Soleil, un petit bout d’homme est là sur ton chemin

Et tu mets sous ses yeux ce qu’il faut de lointains.

Ne sauras-tu jamais un peu de ce qu’il pense ?

Ah tu es faible aussi, sans aucune défense,

Toi qui n’as que la nuit pour sillage, pour fin.

Et peut-être que Dieu partage notre faim

Et que tous ces vivants et ces morts sur la terre

Ne sont que des morceaux de sa grande misère,

Dieu toujours appelé Dieu. Dieu toujours appelant,

Comme le bruit confus de notre propre sang.

Soleil, je suis heureux de rester sans réponse,

Ta lumière suffit qui brille sur ces ronces.

Je cherche autour de moi ce que je puis t’offrir.

Si je pouvais du moins te faire un jour chérir

Dans un matin d’hiver ta présence tacite,

Ou ce ciel dont tu es la seule marguerite,

Mais mon cœur ne peut rien sous l’os, il est sans voix,

Et toujours se hâtant pour s’approcher de toi,

Et toujours à deux doigts obscurs de ta lumière,

Elle qui ne pourrait non plus le satisfaire.

 

*

Montagnes et rochers, monuments du délire,

Nul homme ne nous voit, écoutez sans détours

Mon cœur grondant du fond des gorges et des jours.

Et comprenez mes yeux gelés de rêverie.

 

Mêlons-nous sous le ciel qui n’a pas de sursauts,

Que je devienne un peu de pierraille ou de roche

Pour t’apaiser, cœur immortel, qui me reproches

D’être homme, courtisan d’invisibles corbeaux.

 

*

Solitude au grand cœur encombré par les glaces,

Comment me pourrais-tu donner cette chaleur

Qui te manque et dont le regret nous embarrasse

               Et vient nous faire peur ?

 

Va-t’en, nous ne saurions rien faire l’un de l’autre,

Nous pourrions tout au plus échanger nos glaçons

Et rester un moment à les regarder fondre

Sous la sombre chaleur qui consume nos fronts.

 

*

               Ô montagnes décrépites,

               Quel mouvement vous agite

               Et quel autre vous arrête

               Quand vous sembliez être prêts

               A vous élancer au loin,

               Lâches, lâches enjambées

               Refusant votre destin.

               Ô tristesse en plein soleil,

               Même les herbes s’y mettent

               Et chacun voudrait sa part,

               Voyez, même le lézard

 

Quatre heures du matin

Qu’espères-tu de ces gravures

Pour toujours privées de lumière

Et que nul ne touchera

Dans ce coffre au-delà des mers ?

 

Si  nul n’est dans ce coin pourquoi le regarder.

Qu’espères-tu de l’espace

Qui se raidit devant toi,

De cette ombre sur le fauteuil

Qui s’avance en se cachant

Comme une maladie mortelle ?

 

Ah prend garde à la voix du vagabond sans corps

Et sans plus de figure

Qui sert de tes yeux, de tes mains, pour écrire

Ces vers tremblant de voir le jour.

 

Chambre d’hôtel

A Benjamin Crémieux

 

Et l’un accroche à la patère un manteau brouillé par la rue,

Et l’autre regarde son burnous et le retourne, puis le hume.

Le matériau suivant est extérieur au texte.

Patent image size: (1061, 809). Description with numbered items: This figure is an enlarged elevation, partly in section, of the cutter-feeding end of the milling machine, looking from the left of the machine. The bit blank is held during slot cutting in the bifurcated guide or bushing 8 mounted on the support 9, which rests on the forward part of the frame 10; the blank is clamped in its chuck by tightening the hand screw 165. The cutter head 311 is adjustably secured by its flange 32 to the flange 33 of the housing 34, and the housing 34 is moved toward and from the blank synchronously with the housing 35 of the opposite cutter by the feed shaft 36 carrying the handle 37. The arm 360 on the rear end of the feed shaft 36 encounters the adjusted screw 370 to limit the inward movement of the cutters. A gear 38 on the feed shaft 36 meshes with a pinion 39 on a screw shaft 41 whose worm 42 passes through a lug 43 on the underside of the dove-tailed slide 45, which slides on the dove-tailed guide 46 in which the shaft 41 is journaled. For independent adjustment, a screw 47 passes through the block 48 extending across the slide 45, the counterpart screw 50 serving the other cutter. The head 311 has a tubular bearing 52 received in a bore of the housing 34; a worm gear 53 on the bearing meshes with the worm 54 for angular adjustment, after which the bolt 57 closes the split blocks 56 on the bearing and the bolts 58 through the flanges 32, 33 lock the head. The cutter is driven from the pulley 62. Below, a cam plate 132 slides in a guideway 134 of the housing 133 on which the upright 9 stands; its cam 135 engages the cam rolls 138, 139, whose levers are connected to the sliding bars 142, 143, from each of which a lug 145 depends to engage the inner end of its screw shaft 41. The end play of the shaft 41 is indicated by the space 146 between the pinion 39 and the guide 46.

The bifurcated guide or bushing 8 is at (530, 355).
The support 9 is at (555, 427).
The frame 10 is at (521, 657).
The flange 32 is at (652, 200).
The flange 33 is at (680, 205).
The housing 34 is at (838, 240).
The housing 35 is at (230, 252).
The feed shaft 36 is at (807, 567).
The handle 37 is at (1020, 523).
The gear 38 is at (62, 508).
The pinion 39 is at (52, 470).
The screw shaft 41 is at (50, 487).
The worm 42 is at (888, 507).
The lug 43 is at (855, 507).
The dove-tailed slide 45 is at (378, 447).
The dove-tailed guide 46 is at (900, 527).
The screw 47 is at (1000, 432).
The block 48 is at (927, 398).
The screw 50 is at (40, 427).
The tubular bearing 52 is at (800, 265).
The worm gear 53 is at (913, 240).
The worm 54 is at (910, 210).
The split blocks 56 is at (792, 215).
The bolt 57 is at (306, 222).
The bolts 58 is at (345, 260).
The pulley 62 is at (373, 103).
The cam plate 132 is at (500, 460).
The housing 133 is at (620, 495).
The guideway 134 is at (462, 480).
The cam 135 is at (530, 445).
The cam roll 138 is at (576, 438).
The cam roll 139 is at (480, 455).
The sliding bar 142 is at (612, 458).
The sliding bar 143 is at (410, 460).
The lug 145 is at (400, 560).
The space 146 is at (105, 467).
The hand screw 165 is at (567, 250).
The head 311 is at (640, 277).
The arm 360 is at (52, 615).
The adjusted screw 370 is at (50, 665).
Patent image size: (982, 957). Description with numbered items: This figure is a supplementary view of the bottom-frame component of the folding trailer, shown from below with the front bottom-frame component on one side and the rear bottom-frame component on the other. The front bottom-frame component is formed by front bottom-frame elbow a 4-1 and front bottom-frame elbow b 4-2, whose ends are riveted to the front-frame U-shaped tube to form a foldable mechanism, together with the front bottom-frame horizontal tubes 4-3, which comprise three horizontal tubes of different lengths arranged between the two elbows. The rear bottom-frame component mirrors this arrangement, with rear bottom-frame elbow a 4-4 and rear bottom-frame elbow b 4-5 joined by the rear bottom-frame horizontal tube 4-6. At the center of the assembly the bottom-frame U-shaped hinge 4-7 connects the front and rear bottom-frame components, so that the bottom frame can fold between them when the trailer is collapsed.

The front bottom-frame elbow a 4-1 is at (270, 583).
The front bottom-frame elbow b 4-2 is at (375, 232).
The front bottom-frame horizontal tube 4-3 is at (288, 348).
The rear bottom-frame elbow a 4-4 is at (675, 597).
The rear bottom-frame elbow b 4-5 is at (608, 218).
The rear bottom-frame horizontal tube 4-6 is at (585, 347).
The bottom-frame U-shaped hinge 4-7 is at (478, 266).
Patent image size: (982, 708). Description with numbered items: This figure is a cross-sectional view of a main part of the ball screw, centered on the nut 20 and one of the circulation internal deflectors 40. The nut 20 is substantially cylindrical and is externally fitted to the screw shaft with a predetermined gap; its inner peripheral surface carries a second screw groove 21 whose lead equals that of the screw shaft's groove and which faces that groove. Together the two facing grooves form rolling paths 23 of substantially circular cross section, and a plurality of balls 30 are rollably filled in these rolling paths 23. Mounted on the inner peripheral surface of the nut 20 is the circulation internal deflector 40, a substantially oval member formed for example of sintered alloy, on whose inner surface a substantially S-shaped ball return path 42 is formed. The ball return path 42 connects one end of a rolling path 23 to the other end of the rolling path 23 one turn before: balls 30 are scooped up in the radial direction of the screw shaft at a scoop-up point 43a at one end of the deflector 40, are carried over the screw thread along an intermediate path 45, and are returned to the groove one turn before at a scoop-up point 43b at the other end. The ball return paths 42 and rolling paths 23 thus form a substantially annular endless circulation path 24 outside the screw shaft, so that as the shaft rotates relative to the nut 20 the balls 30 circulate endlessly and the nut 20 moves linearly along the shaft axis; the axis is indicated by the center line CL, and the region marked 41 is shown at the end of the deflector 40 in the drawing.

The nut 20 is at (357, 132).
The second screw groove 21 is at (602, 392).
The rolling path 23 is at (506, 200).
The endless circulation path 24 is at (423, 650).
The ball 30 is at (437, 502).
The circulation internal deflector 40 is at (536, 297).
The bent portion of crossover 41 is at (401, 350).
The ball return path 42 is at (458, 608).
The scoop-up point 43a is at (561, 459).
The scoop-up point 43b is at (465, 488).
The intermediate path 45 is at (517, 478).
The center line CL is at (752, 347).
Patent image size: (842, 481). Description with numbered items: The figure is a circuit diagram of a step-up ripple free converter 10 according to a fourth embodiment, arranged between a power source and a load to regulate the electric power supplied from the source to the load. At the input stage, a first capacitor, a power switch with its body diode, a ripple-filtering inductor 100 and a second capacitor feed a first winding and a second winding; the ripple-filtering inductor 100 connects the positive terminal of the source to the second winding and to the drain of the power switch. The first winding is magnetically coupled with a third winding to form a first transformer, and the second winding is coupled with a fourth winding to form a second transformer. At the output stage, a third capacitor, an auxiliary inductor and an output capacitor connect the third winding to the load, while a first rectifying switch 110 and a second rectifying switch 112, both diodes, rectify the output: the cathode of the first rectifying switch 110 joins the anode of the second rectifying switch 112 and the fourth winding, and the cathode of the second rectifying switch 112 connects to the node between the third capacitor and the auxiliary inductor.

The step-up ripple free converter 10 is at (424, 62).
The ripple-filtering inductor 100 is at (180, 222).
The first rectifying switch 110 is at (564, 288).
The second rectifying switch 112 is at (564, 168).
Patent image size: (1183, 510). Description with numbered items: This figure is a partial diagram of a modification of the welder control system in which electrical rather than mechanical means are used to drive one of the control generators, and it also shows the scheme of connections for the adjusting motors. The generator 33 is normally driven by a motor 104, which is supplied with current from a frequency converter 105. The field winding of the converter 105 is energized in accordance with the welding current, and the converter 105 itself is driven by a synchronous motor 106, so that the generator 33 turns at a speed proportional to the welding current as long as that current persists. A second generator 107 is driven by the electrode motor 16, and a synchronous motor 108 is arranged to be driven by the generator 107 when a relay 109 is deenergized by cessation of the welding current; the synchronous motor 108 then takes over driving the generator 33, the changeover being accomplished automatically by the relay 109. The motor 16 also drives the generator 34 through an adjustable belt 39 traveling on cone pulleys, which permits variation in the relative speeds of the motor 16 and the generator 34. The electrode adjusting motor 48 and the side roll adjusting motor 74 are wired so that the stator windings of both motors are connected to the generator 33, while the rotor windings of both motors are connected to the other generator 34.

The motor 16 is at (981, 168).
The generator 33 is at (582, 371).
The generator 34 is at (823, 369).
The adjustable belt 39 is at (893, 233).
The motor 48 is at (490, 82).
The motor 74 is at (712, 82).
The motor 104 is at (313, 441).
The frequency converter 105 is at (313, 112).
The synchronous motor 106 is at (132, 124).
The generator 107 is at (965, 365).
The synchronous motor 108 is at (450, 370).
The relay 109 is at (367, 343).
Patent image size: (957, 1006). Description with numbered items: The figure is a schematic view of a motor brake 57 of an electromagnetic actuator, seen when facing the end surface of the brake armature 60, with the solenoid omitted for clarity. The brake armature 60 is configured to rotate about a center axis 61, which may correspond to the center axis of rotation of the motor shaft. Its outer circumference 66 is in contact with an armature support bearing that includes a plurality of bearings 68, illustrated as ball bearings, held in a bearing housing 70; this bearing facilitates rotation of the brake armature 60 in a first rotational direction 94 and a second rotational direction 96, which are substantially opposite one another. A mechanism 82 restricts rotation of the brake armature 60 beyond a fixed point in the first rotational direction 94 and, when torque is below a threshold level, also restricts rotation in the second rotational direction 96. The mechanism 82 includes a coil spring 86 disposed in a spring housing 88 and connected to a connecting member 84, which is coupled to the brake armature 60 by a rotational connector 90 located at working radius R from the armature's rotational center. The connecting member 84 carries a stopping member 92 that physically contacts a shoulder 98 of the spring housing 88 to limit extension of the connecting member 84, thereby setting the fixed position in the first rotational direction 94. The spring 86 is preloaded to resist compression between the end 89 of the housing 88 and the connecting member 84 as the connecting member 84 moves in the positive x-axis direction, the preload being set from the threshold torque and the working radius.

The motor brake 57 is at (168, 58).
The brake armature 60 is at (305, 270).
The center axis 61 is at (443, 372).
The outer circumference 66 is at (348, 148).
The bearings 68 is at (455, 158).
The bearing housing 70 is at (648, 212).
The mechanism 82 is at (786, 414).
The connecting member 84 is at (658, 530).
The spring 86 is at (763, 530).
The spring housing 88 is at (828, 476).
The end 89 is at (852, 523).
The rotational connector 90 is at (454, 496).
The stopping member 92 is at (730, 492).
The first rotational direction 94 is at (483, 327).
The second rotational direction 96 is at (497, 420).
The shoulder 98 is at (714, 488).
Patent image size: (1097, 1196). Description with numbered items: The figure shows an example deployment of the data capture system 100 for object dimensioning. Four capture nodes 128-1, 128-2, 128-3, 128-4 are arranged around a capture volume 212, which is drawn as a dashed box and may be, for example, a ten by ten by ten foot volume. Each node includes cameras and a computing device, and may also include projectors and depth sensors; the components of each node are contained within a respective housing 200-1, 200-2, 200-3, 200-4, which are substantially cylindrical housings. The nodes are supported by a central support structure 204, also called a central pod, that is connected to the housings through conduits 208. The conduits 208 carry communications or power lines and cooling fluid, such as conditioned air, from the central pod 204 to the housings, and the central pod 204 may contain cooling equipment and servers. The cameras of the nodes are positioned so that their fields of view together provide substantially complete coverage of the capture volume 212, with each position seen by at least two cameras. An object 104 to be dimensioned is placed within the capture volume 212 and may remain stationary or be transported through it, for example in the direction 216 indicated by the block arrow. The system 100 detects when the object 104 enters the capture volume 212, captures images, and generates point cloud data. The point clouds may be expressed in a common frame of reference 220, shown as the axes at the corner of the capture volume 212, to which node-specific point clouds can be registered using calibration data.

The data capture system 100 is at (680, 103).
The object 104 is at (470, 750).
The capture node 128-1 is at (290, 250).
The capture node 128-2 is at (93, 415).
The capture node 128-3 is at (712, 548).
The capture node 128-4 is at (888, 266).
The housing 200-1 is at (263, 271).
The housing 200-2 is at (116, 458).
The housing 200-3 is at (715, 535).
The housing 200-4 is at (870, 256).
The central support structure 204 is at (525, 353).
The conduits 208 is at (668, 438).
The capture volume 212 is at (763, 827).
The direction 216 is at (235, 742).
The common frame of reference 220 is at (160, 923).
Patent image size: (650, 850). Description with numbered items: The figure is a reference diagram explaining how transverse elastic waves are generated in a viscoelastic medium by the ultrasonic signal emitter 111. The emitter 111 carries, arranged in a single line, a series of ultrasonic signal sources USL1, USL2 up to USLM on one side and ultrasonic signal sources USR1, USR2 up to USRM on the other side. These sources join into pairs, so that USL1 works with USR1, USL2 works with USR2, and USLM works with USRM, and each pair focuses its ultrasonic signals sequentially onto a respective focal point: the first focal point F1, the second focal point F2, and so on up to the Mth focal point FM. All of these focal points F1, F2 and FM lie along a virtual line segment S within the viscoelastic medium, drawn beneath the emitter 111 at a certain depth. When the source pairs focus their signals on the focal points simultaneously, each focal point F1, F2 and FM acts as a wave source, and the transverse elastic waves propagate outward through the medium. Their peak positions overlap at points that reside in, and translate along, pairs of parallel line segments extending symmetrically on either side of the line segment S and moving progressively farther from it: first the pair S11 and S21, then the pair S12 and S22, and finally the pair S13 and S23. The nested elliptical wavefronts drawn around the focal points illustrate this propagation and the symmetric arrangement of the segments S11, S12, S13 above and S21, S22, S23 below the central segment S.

Et l’autre accorde son lit comme un violon pour la nuit.

Il y glisse ses jambes maigres.

Cent visages font frissonner l’armoire à glace, même un nègre,

Et un Arabe qui bâille.

C’est en vain que la servante veut les effacer le matin.

Je vous dis que ce sont des spectres

Et que toute la chambre hésite captive de ces destins

Devant le nouveau voyageur qui s’obstine à être moi-même

Et se penche sur la pendule.

 

Mais le cadran feint le sommeil.

Ce lit je suis couché comme il devient grave et secret,

Comme mes draps sont immobiles et voudraient m’immobiliser !

Mais il me faut encor des routes, j’ai un grand besoin de villages,

Et tout le long des continents d’aller sentant grandir mon âge.

Mes yeux bleus vont me dévorer avec toute leur faim nocturne.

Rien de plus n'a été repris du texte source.